Nomeado director de projectos em 1946, Satta Puliga tem diante de si uma árdua tarefa: não só reconstruir o que a guerra destruiu, mas também transformar uma empresa artesanal numa fábrica moderna, prosseguindo no caminho iniciado por Ugo Gobbato.

Satta Puliga mete mãos à obra de imediato. À sua chegada, a Alfa Romeo produz em Portello cada peça mecânica, com base em critérios de carácter muito artesanal; Gobatto racionaliza o processo, subcontrata a produção dos componentes secundários e reduz os custos. E entretanto pensa em criar os novos Alfa Romeo “de série”, a serem construídos com as mais eficientes metodologias técnicas e organizativas disponíveis na altura.


1900, a primeira pantera

O modelo 1900 de Satta Puliga de 1950 é o primeiro Alfa Romeo com volante à esquerda e o primeiro a adoptar uma estrutura de carroçaria auto-portante. Abandonou os tradicionais seis e oito cilindros em favor de um novo motor de quatro cilindros com cabeça de alumínio e duas árvores de cames comandadas por corrente. O motor é alimentado por um único carburador e oferece prestações brilhantes e baixa carga fiscal. O 1900 debita 80 cv, é agressivo e rápido, correspondendo ao que se espera de um Alfa Romeo, mas é também muito fácil de conduzir. Por outras palavras, dirige-se a um mercado mais lato. O slogan que acompanha o lançamento é: “O carro de família que vence corridas”.

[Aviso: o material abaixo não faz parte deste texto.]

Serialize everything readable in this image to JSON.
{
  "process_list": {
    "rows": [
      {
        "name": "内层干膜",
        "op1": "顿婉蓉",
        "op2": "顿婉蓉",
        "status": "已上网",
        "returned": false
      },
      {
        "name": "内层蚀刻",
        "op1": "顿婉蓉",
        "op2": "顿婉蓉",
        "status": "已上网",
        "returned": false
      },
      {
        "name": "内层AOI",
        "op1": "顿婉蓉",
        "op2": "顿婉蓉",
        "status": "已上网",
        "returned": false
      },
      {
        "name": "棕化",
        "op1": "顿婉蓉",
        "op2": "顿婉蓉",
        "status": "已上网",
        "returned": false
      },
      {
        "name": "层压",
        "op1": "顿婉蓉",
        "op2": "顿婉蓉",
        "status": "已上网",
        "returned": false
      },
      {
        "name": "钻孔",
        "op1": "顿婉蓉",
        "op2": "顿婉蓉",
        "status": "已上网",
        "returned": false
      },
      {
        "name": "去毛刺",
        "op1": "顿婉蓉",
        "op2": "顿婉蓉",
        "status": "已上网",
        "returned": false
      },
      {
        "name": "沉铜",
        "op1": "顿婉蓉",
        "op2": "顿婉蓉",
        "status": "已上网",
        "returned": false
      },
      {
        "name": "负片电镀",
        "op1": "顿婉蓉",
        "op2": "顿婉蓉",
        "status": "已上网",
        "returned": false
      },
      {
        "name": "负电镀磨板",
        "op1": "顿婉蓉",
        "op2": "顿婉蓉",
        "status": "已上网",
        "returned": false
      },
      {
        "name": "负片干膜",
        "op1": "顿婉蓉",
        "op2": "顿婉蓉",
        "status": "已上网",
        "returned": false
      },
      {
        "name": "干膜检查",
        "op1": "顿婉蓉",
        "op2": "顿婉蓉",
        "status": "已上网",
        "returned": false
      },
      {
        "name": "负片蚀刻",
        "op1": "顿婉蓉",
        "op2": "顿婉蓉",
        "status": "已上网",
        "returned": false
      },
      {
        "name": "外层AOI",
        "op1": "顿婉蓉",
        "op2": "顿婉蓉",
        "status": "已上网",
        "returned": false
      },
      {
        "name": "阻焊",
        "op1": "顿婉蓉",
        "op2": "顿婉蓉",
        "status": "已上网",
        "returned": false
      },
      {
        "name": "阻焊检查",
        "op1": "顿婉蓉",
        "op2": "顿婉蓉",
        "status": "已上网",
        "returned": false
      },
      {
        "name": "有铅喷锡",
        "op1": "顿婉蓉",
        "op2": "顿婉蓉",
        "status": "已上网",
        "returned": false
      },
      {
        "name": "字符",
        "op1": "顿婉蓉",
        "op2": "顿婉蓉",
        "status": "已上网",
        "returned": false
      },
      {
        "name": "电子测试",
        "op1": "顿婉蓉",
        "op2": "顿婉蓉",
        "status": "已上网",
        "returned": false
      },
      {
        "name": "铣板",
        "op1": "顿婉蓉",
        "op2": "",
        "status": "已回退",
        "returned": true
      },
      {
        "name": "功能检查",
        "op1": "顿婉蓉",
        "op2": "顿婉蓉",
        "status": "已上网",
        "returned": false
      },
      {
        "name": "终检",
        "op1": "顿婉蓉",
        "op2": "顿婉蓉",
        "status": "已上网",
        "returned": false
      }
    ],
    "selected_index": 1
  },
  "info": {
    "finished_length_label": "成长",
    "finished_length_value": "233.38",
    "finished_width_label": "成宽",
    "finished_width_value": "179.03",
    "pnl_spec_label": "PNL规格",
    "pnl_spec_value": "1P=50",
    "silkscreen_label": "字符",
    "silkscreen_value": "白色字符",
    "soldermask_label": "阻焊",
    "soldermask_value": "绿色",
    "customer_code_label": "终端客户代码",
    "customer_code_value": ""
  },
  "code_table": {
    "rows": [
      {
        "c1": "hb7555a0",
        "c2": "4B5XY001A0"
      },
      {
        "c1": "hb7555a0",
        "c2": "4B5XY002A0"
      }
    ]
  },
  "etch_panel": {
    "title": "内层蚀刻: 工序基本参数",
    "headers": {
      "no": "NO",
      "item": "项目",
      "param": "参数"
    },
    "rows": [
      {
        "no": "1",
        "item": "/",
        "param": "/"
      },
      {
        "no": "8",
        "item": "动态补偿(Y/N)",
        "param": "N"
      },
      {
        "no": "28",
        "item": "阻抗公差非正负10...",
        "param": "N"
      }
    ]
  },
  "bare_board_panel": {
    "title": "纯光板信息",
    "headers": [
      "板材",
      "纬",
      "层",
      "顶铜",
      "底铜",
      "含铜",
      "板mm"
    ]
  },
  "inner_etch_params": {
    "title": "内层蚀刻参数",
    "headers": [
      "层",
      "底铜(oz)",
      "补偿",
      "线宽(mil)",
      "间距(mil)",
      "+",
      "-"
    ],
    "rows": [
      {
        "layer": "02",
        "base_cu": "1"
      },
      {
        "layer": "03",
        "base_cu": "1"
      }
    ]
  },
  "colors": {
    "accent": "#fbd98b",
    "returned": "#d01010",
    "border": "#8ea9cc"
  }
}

O 1900 é também o primeiro Alfa Romeo a nascer numa linha de montagem. Uma verdadeira revolução: o tempo de produção de um automóvel completo desce de 240 para 100 horas. A nova abordagem leva a um sucesso comercial nunca visto: sozinho, o 1900 vende mais do que todos os outros modelos Alfa Romeo até àquele momento.

O resultado nasce de uma cuidadosa gestão do ciclo de produto. São introduzidas versões de altas performances (1900 TI, 1900 C Sprint e Super Sprint, 1900 Super) que vencem importantes competições internacionais na respetiva categoria.

E continua a colaboração com os carroçadores: com base na mecânica do 1900, nasce a série dos protótipos BAT (Berlinetta Aerodinamica Tecnica), assinados por Bertone e desenhados pelo jovem Franco Scaglione.

O mesmo motor do 1900 é ainda adoptado pelo AR51, mais conhecido como “Matta”: um 4×4 nascido para substituir os veículos de todo o terreno do pós-guerra das Forças Armadas Italianas.


Um milanês que ama a cultura e o boxe

Se com o 1900 a Alfa Romeo enveredou pela via da produção em série, é com o Giulietta que se transforma numa grande fábrica de automóveis. O homem que conduz a transformação é Giuseppe Luraghi.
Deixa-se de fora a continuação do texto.